Oshimori earned his PhD in biophysics and biochemistry from the University of Tokyo in his native Japan, then did postdoctoral research at The Rockefeller University of New York. He joined OHSU in 2016.
“Elaine Fuchs at Rockefeller was an excellent mentor for me, to help me learn skin stem cell biology. And Lisa Coussens here at OHSU is an outstanding tumor biologist with a strong track record in skin cancer research. The reason I wanted to come to OHSU is that it is a logical transition for me to launch my research program with tremendous intellectual and environmental support.
Cancer stem cells are typically resistant to treatment. We also believe they are protected by other cells in the tumor microenvironment. Our research focus is to identify critical determinants for cancer progression by learning more about cancer stem cells and their environment, which I believe will help doctors identify high-risk patients, and lead to the development of more effective treatments.

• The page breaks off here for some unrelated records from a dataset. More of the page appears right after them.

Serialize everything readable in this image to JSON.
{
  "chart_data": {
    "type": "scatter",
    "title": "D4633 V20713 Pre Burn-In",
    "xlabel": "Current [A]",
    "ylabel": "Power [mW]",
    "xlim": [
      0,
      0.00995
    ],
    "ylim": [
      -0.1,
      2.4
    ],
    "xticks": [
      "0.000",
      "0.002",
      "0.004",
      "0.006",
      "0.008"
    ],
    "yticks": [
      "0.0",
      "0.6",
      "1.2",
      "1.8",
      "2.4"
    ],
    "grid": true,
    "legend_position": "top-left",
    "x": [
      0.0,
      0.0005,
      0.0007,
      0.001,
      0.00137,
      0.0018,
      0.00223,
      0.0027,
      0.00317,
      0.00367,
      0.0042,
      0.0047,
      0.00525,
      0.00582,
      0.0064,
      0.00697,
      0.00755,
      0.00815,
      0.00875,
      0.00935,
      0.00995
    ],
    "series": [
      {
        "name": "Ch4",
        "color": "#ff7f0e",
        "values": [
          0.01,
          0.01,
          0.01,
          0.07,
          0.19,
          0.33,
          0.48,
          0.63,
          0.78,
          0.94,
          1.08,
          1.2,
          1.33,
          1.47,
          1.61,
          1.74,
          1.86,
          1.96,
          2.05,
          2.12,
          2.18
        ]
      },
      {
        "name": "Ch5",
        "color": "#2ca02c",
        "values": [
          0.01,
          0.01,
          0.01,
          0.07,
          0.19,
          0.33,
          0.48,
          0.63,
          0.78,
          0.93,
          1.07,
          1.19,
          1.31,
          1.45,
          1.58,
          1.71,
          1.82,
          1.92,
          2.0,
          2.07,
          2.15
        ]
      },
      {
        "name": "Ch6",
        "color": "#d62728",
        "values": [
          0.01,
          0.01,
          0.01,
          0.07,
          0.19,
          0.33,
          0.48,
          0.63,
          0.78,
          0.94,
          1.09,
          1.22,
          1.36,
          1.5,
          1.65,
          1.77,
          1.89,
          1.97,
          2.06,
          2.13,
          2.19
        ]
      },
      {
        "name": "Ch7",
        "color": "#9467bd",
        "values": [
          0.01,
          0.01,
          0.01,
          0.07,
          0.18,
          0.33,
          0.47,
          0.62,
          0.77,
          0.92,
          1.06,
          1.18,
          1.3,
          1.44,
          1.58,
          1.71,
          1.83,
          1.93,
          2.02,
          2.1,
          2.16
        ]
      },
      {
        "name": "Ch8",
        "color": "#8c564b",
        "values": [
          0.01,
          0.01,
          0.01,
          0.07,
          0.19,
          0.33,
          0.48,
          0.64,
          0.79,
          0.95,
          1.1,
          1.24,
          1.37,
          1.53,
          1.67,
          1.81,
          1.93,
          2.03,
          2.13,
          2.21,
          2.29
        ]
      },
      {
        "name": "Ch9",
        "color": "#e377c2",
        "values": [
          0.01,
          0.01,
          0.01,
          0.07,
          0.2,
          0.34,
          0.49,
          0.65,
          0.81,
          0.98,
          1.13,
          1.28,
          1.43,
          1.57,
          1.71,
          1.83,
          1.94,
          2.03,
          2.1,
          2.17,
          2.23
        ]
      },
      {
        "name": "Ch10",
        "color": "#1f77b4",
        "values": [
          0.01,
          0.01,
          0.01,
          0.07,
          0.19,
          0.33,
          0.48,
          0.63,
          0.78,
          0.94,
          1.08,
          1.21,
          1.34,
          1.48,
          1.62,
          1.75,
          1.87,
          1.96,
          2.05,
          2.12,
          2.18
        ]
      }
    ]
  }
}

My reward day-to-day is working with my lab members and seeing the research progress we make.
Early cancer detection is clearly saving lives. But we still don’t know enough about some cancers — a skin cancer like squamous cell carcinoma, for instance — to know which ones are higher risk to become more dangerous. I believe our research can help provide knowledge to develop new ways to treat some of these early cancers. And treat them in less invasive ways, and at lower cost.”